Bakan ile yapılan görüşmenin içeriği gazetecilerin Türkiye'de yaşadığı sansür, şiddet, güvencesiz çalışma koşulları değil, TCDD, İDO, THY gibi kurumların ulaşım indirimi yapması gibi başlıklardan oluşuyordu. Bakan Elvan ise görüşmede, konfederasyonu çok önemsediğini, iyi örgütlenmiş ve bağımsız hizmet verebilmeyi başarmış basının olduğu ülkelerde demokrasinin daha hızlı ve sağlıklı geliştiğini belirten ifadeler kullandı.

Ancak konfederasyonun görüşmeye tayin ettiği içerik ve Bakan'ın açıklamalarından daha fazla göze çarpan durum, Gazeteciler Konfederasyonu'nun heyetinde tek bir kadın gazetecinin bulunmayışıydı.

Hiçbir kurulda kadının izine rastlanmadı
Kuruma dair bir araştırma sonucunda, ne yönetim kurulu üyelerinde ne denetim kurullarında ne de etik kurullar ve bölgesel başkanların isimleri arasında bir kadına rastlandı.

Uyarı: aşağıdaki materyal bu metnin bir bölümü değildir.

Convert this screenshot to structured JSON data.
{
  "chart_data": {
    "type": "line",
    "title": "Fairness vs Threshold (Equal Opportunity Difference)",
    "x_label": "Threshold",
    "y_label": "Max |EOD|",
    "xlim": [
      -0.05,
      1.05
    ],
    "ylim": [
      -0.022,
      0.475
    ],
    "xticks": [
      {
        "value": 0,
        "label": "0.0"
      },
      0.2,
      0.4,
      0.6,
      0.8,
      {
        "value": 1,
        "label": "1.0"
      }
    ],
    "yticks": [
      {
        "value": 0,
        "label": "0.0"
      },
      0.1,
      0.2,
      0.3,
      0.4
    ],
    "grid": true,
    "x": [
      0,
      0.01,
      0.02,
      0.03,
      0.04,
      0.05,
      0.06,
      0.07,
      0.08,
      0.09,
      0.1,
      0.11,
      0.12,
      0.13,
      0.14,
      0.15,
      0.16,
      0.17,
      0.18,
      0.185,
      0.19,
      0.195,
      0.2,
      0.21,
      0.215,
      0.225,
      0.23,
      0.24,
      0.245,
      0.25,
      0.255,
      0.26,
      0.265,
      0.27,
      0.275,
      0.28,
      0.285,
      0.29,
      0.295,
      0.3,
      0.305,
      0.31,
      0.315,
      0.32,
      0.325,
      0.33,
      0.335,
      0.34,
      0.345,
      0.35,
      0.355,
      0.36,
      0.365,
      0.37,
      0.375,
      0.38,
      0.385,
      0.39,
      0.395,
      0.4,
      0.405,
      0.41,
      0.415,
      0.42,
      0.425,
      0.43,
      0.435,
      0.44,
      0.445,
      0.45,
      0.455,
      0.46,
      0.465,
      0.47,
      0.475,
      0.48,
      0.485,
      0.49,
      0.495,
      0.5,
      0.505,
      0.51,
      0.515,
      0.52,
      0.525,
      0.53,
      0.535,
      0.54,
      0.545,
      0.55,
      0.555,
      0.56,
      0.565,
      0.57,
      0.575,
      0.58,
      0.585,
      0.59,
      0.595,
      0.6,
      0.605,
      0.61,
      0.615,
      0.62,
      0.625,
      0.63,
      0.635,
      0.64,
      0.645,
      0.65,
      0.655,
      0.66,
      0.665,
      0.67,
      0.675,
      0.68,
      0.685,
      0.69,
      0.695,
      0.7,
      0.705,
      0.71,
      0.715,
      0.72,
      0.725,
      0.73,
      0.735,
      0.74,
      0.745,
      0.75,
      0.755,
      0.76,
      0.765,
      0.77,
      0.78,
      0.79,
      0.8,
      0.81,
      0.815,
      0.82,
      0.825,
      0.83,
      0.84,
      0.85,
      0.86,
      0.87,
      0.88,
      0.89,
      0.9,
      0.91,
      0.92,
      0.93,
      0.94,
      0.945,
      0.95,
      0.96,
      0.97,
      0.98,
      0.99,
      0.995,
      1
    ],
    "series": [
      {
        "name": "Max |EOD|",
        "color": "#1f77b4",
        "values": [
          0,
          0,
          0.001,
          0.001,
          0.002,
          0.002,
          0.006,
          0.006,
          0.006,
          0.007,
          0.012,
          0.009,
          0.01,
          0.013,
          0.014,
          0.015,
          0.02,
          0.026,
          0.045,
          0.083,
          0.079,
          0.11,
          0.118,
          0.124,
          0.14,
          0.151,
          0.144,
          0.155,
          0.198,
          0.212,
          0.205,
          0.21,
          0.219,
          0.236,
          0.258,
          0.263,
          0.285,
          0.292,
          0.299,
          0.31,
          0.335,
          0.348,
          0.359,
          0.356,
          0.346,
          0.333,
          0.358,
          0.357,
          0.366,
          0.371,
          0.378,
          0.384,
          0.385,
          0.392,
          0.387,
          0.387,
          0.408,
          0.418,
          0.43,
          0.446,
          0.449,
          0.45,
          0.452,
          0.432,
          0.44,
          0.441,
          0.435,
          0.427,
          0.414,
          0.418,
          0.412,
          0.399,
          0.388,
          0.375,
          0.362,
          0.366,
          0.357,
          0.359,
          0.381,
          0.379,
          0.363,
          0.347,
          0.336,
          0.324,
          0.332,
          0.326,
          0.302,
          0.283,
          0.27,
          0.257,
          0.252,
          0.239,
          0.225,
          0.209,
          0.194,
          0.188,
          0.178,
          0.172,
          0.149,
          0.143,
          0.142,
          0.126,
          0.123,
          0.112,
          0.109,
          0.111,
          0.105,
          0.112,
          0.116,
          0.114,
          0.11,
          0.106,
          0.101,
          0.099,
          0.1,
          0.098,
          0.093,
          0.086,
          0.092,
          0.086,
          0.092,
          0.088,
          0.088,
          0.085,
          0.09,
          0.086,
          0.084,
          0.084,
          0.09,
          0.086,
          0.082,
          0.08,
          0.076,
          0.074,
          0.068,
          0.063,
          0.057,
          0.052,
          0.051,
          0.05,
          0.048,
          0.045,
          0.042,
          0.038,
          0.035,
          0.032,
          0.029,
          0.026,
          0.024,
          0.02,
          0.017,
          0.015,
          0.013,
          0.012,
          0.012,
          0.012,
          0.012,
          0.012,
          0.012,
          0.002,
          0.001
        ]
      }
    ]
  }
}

Yeni kurulan ve ilk işlerinden biri Bakan Lütfi Elvan'ı ziyaret etmek olan Gazeteciler Konfederasyonu'nun, mesleğin üçte birini oluşturan kadın gazetecileri tümüyle yok saydığı görüldü.

Ayrımcılıktan mobbinge, eşit işe eşit ücret verilmeyişinden cinsel tacize kadar bir dizi sıkıntıyla boğuşmak durumunda kalan kadınlar, medya kuruluşlarının karar mekanizmalarında neredeyse hiç yer alamıyorlar.

Dünyanın her yerinde kadın gazeteciler, geri pozisyonlarda çalışmaya zorlanıyor, çatışmalı alanlarda ise kaçırılıyor, öldürülüyor, tecavüze uğruyor. Bu yıl Afganistan'da Taliban'ın saldırısı sonucu Anja Niedringhaus hayatını kaybederken muhabir Kathy Gannon yaralı olarak kurtarılmıştı. Geçtiğimiz yıl Mısır'da ise, Hollandalı bir kadın muhabir Tahrir Meydanı’ndaki protestoları takip ederken toplu tecavüze uğramıştı.

Türkiye'de de kadın gazeteciler doğrudan iktidarın hedefi haline gelebiliyorlar. Geçtiğimiz haftalarda Cumhurbaşkanı Tayyip Erdoğan, gazeteci Amberin Zaman için "edepsiz kadın" ifadelerini kullanmıştı.